(Vidéo) Interview de Michel Barnier (4/9) L’écologie et le climat

Le candidat à la présidentielle, Michel Barnier, a accordé à La Droite au cœur une interview exclusive en 9 parties. Dans cette partie, il parle de l’écologie et du changement climatique qu’il a pu observer notamment dans son département de la Savoie.

La Droite au cœur: Souvenons-nous en 1992, vous avez publié l’atlas des risques majeurs. Le climat est de plus en plus menacé, les rapports du GIEC en atteste, les paysans sont de plus en plus malmenés. Quel est votre constat sur les 30 dernières années qui viennent de se découler et comment pensez-vous agir pour les 30 futures années ?

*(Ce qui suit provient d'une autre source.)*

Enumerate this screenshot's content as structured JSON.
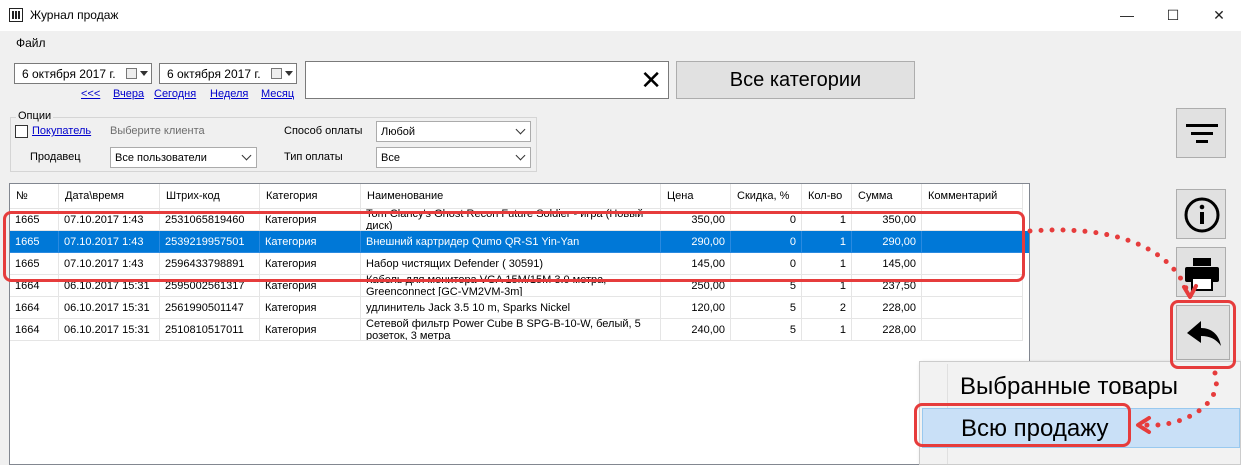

Michel Barnier: Je ne suis pas le premier à le dire. Ce n’est pas une lubie de quelques écolos ou de ces quelques scientifiques, le changement climatique s’est accéléré. Moi, je ne vais pas laisser ce sujet aux écologistes. Surtout aux écologistes vert, vert foncé qu’on a chez nous et qui ont une conception rhétorique et punitive de l’écologie. Mais en revanche, il faut que notre famille politique, les républicains et le centre ait un discours, un projet, si on ne prend pas en compte comme une fondation ce changement climatique, qui va tout bouleverser : nos habitudes de cultiver pour les agriculteurs, de pêcher pour les pêcheurs, de construire, de nous transporter, de voyager, 1° et demi ou 2° de plus, ça change tout.
Moi, j’ai présidé la Savoie pendant 17 ans. C’est un département, dans les Alpes, ou un tiers de l’économie repose sur la neige. 2° de plus ça change tout. Nous sommes, là où je vous parle dans le Nord, les Hauts-de-France. A Boulogne-sur-Mer, j’ai rencontré des pêcheurs il y a quelques semaines, ils ne trouvent plus les mêmes poissons dans les mêmes eaux où ils pêchent depuis des dizaines et des dizaines d’années comme leurs pères et leurs grands-pères. Ils ne trouvent plus de sardines, il trouve du thon, comme dans la Méditerranée. Donc ça, la viticulture : le temps des vendanges a été accéléré de plusieurs semaines depuis 20 ans, et ça va s’accélérer, donc il faut se préparer. Pour cela, il faut garder nos atouts, et un des grands atouts de la France c’est le nucléaire qui nous permet d’avoir une souveraineté énergétique, de payer l’électricité moins cher que les Allemands. Donc on va relancer le nucléaire, ce qu’aurait dû faire le gouvernement actuel depuis six ans et même avec monsieur Hollande et puis développer les énergies renouvelables. Moins les éoliennes auxquelles je ne crois pas beaucoup que le photovoltaïque, le solaire, la biomasse. Et puis continuer les efforts pour les économies d’énergie.